There’s no adventure quite like setting off toward destinations unknown on your own four wheels.
We've offered practical tips on getting prepared for your pilgrimage in a previous article. They’re good ones—but let’s also dig down below the surface and talk about what’s really critical for road-trip success.
Back in the late ‘90s husband, Mike, and I drove from Pennsylvania to California, down the coast and back in less than two weeks. During this time, we hiked the Badlands, biked Lake Tahoe and sipped in Napa Valley.
Since then, we’ve also driven to (or from) south Florida in a day, with kids ranging from toddlers to teenagers. Tasty snacks (always Twizzlers, never Red Vines) and DVDs are a given. But here’s the real deal of how to make ten gazillion hours in the car something you’ll remember fondly rather than a road trip of regret. Throw these babies in the back and you’ll be good to go.

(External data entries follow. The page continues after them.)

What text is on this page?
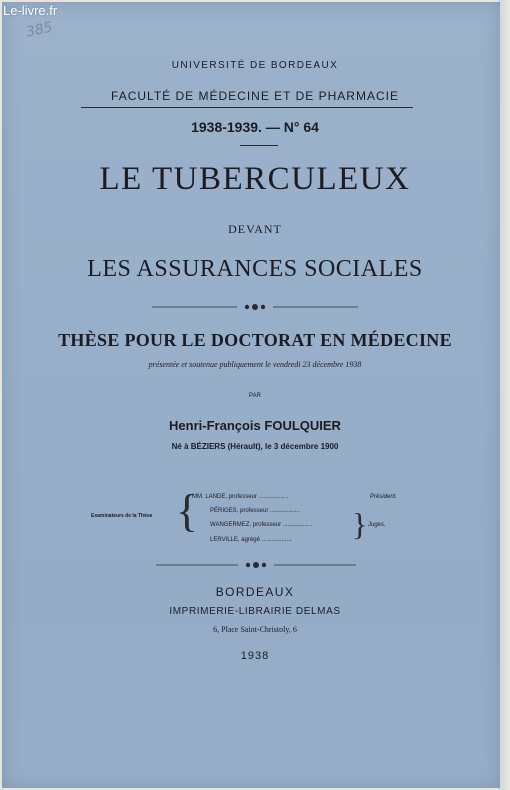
Le-livre.fr
385
UNIVERSITÉ DE BORDEAUX
FACULTÉ DE MÉDECINE ET DE PHARMACIE
1938-1939. — N° 64
LE TUBERCULEUX
DEVANT
LES ASSURANCES SOCIALES
THÈSE POUR LE DOCTORAT EN MÉDECINE
présentée et soutenue publiquement le vendredi 23 décembre 1938
PAR
Henri-François FOULQUIER
Né à BÉZIERS (Hérault), le 3 décembre 1900
Examinateurs de la Thèse {	}
MM. LANDE, professeur ..................	Président.
PÉRIGES, professeur ..................
WANGERMEZ, professeur ..................	Juges.
LERVILLE, agrégé ..................
BORDEAUX
IMPRIMERIE-LIBRAIRIE DELMAS
6, Place Saint-Christoly, 6
1938
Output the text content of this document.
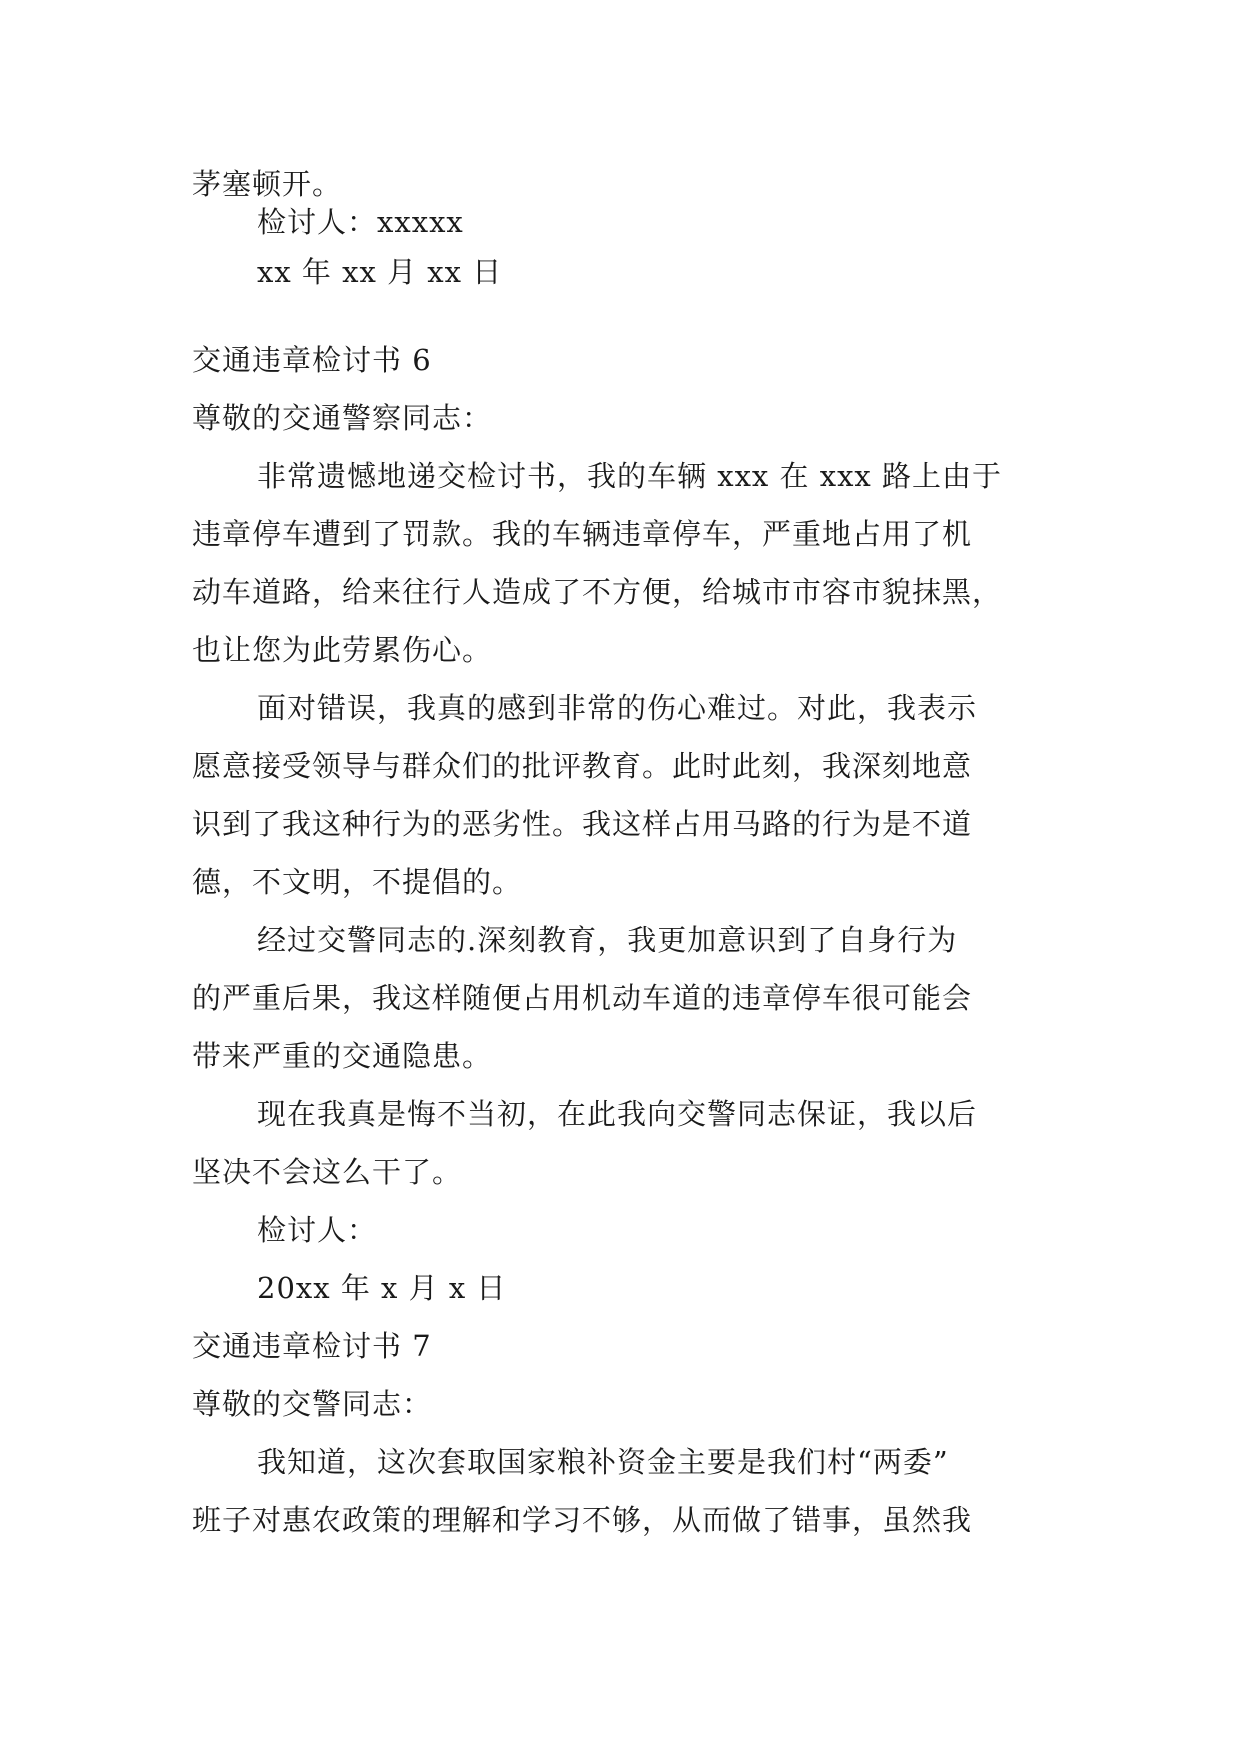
茅塞顿开。
检讨人：xxxxx
xx 年 xx 月 xx 日
交通违章检讨书 6
尊敬的交通警察同志：
非常遗憾地递交检讨书，我的车辆 xxx 在 xxx 路上由于
违章停车遭到了罚款。我的车辆违章停车，严重地占用了机
动车道路，给来往行人造成了不方便，给城市市容市貌抹黑，
也让您为此劳累伤心。
面对错误，我真的感到非常的伤心难过。对此，我表示
愿意接受领导与群众们的批评教育。此时此刻，我深刻地意
识到了我这种行为的恶劣性。我这样占用马路的行为是不道
德，不文明，不提倡的。
经过交警同志的.深刻教育，我更加意识到了自身行为
的严重后果，我这样随便占用机动车道的违章停车很可能会
带来严重的交通隐患。
现在我真是悔不当初，在此我向交警同志保证，我以后
坚决不会这么干了。
检讨人：
20xx 年 x 月 x 日
交通违章检讨书 7
尊敬的交警同志：
我知道，这次套取国家粮补资金主要是我们村“两委”
班子对惠农政策的理解和学习不够，从而做了错事，虽然我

- Actual maps: Okay, these aren’t mandatory with apps and GPS systems. But doesn’t it just feel more like a road trip with a big fat map on your lap? (Also, think of how glad you’ll be if you lose your phone or run out of juice.)
- A box of baking soda: Someone always takes their shoes off. And sneakers that seemed perfectly fine at home are rendered high-powered stink bombs in a confined vehicle. Shaking a sprinkle into those puppies will help keep the driver from veering off track in gagging, silent-shrieking repulsion. It also helps if you keep:
- A healthy sense of skepticism, and well…a little faith: Husband Mike claims to have met Chuck Woolery in the parking lot of the EconoLodge in Shamrock, Texas (population: 2,028). You remember Chuck Woolery? The longtime game show host who said, “We’ll be back in two [minutes] and two [seconds],” with every fade to commercial?Long story short—in which the long story involves a flashlight-lit hotel receipt signature, an email exchange with Chuck’s daughter’s childhood friend and a DVR paused on short-lived prime-time game show Greed to zoom in on his pinky ring— we’re pretty sure it actually was Chuck Woolery. Turns out you never know who you’re going to meet on a road trip.
- An off-roading spirit: Whether you’re looking to lose your breath at the Grand Canyon or to make magic at Disney, always remember that the journey is just as important as the destination. And the places along the way may be as great as—or maybe even better than—the goal. Stop by the Corn Palace in Mitchell, South Dakota, to admire large-scale themed crop art. Crane your neck at the tallest totem pole east of the Rockies in Abingdon, Illinois. Take in a field of giant corn cobs, featuring 109 people-sized ears of concrete corn, in Dublin, Ohio. (Is it just me, or do quirky roadside attractions seem to be heavy on the corn?)
And with that, get moving. Just don’t forget the baking soda.